Among the measures it has taken is the formation of a Foreign Exchange Supervision Committee to channel foreign exchange sales to priority imports such as petroleum, cooking oil, and fertilizer, and forced conversion at the CBM rate so as to suppress rising commodity prices.
However, these measures have proven to be ineffective due to underlying structural conditions. This was indicated recently when the Ministry of Commerce announced in the Global New Light of Myanmar that in the first seven months of the current fiscal year, Myanmar’s trade deficit was more than 678 million kyat—a sign of a looming balance of payment crisis.

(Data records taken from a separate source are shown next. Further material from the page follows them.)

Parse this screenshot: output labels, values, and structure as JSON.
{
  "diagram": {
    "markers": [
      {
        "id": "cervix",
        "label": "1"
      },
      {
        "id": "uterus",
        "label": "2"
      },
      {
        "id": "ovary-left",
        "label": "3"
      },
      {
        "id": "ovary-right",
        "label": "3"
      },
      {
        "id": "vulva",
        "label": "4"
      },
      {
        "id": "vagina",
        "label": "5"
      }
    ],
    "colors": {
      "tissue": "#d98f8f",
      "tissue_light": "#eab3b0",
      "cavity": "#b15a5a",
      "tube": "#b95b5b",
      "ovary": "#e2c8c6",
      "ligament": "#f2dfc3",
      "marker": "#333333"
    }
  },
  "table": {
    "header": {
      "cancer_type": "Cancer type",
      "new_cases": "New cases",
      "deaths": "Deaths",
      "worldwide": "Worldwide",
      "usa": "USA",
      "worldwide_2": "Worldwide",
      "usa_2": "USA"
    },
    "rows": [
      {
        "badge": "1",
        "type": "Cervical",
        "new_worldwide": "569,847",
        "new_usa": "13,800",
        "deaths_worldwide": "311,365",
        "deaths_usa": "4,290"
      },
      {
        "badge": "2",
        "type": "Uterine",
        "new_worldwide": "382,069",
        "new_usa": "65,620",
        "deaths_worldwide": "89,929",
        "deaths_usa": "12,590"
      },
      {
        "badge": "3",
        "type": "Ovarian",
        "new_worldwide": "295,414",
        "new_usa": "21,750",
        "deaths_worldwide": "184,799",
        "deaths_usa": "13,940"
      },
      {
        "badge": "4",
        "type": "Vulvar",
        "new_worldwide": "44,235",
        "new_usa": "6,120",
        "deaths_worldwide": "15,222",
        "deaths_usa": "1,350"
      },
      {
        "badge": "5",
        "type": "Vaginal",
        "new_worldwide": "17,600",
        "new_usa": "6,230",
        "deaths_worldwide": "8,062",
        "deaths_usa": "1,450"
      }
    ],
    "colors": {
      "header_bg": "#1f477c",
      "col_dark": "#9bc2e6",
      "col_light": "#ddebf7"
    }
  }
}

Myanmar is an import-dependent country. For its garment and food/beverage industries, it has to import intermediate goods and agricultural inputs, without which its manufacturing sector will grind to a halt.
Factoring in public debt repayments of $1.4 billion since the coup and last year’s $1billion fall in reserves, we can only assume that Myanmar’s ability to pay for imported goods is rapidly diminishing. We also don’t know if the private sector has been servicing its debts, or whether it continues to send money out of the country.
While much remains uncertain, it is clear that Myanmar is heading for trouble. Perhaps aware of this fact, Min Aung Hlaing has been urging people to reduce their consumption of petroleum, cooking oil and electricity as much as possible.
It is unlikely, however, that this will do more than merely delay the onset of disaster. One way or the other, a reckoning is coming, and it may come soon.
Leo Min is an analyst focusing on macroeconomic policies and political economy in Myanmar.